Marian Schaap (1944) vertelt dat ze twintig jaar geleden wel eens met een parachute uit een vliegtuig is gesprongen. Tarik, Berkay, Fuan, Livia en Siënna vinden dat heel stoer en zouden dat zelf ook wel durven. Maar of ze net als Marians ouders ook een onderduiker in huis zouden nemen tijdens de oorlog? Dat durven de leerlingen van ICBS De Windroos niet, denken ze.
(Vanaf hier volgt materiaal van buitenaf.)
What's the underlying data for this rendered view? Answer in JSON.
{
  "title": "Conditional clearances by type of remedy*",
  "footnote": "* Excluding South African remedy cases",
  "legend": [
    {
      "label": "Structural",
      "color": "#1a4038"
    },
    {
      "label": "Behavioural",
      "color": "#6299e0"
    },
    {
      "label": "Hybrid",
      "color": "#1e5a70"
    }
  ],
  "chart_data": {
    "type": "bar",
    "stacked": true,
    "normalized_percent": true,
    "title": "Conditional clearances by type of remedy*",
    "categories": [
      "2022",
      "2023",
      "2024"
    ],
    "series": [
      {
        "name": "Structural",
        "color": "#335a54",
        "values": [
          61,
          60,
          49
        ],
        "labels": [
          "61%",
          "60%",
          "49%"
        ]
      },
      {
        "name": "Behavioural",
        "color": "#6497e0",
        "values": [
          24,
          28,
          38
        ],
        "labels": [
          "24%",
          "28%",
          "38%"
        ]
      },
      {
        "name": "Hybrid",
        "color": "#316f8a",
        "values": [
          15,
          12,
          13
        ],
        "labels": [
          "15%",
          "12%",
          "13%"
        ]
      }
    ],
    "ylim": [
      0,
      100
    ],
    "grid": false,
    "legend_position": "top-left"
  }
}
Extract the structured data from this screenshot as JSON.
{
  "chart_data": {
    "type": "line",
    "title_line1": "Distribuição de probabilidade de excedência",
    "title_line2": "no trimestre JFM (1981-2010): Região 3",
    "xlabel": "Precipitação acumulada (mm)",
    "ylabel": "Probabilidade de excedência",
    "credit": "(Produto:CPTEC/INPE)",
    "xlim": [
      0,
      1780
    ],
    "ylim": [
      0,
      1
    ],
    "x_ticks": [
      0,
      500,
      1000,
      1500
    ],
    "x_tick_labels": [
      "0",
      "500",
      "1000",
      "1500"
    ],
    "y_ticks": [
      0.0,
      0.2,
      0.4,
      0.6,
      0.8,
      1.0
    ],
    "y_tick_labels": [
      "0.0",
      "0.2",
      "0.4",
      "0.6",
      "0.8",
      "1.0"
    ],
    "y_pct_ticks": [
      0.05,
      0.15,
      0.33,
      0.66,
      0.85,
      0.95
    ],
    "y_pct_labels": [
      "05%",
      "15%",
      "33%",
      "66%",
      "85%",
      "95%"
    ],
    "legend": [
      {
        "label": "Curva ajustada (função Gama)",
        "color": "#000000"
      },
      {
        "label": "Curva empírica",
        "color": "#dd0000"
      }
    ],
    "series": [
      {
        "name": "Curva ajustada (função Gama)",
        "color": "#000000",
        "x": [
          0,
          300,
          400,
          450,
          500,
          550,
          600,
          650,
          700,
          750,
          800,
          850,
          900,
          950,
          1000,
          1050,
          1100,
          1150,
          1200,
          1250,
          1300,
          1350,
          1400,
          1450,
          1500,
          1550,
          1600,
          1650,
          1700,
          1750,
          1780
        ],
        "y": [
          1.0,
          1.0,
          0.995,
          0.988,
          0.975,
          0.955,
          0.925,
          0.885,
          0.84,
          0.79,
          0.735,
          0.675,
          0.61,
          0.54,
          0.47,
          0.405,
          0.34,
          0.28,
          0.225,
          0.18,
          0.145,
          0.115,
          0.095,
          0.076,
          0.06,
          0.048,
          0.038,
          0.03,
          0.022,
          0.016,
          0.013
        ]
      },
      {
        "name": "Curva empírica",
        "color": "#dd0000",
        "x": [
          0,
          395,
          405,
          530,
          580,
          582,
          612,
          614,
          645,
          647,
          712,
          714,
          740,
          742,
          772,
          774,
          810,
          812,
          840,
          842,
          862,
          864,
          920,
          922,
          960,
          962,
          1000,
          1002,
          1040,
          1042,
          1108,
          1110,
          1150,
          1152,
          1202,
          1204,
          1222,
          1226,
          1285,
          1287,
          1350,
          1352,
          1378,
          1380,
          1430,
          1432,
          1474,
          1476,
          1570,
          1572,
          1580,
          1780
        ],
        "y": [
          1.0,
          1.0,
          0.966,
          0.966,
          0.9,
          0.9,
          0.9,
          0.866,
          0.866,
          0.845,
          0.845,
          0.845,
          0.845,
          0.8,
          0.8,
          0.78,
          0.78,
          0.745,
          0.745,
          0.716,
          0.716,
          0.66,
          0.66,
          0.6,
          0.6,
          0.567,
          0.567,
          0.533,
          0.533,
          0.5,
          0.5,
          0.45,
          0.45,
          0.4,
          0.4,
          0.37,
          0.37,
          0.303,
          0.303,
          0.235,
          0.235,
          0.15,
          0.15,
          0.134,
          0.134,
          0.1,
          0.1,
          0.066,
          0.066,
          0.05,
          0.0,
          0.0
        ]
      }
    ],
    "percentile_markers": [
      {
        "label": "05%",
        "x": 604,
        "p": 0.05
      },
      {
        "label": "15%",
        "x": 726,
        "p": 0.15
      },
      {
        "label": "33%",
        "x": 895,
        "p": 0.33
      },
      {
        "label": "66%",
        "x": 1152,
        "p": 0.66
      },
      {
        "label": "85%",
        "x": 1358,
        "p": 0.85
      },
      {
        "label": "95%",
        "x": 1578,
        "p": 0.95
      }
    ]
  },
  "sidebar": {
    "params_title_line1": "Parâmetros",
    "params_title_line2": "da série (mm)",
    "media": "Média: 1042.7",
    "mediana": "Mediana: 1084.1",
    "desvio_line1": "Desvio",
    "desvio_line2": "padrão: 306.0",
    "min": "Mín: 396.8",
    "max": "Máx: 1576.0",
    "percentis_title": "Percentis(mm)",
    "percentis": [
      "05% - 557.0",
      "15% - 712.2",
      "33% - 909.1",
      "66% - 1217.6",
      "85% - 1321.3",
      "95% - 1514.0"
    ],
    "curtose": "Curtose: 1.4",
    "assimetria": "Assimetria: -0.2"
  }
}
Kende u ook Joodse mensen?
‘Mijn zus is Joods. Ze is tijdens de oorlog – in 1942 – geboren. Haar vader was handelaar en haar moeder naaister. Toen mijn zus tien maanden was, kregen haar Joodse ouders een oproep om zich te melden bij de Hollandsche Schouwburg. Kennelijk hebben de Duitsers niet geweten dat er een baby in huis was. Alleen haar ouders kregen een oproep, maar zij niet. Op het laatste moment kon haar moeder haar afgeven bij de bovenbuurvrouw; met een dekentje, hun trouwboekje en een foto. Via het verzet is ze bij mijn ouders in Zaandam gekomen. Mijn ouders hadden bij de Protestantse kerk aangegeven dat ze een onderduiker in huis wilden nemen. Tegen de mensen om ons heen zeiden ze dat ze een nichtje uit Zeeland in huis hadden. De meeste mensen geloofden dat, want we zijn gelukkig nooit verraden. Anders had ik hier ook niet gezeten. Achteraf zeiden een paar mensen dat ze het wel wisten.’

Hoe is het afgelopen met de ouders van uw zus?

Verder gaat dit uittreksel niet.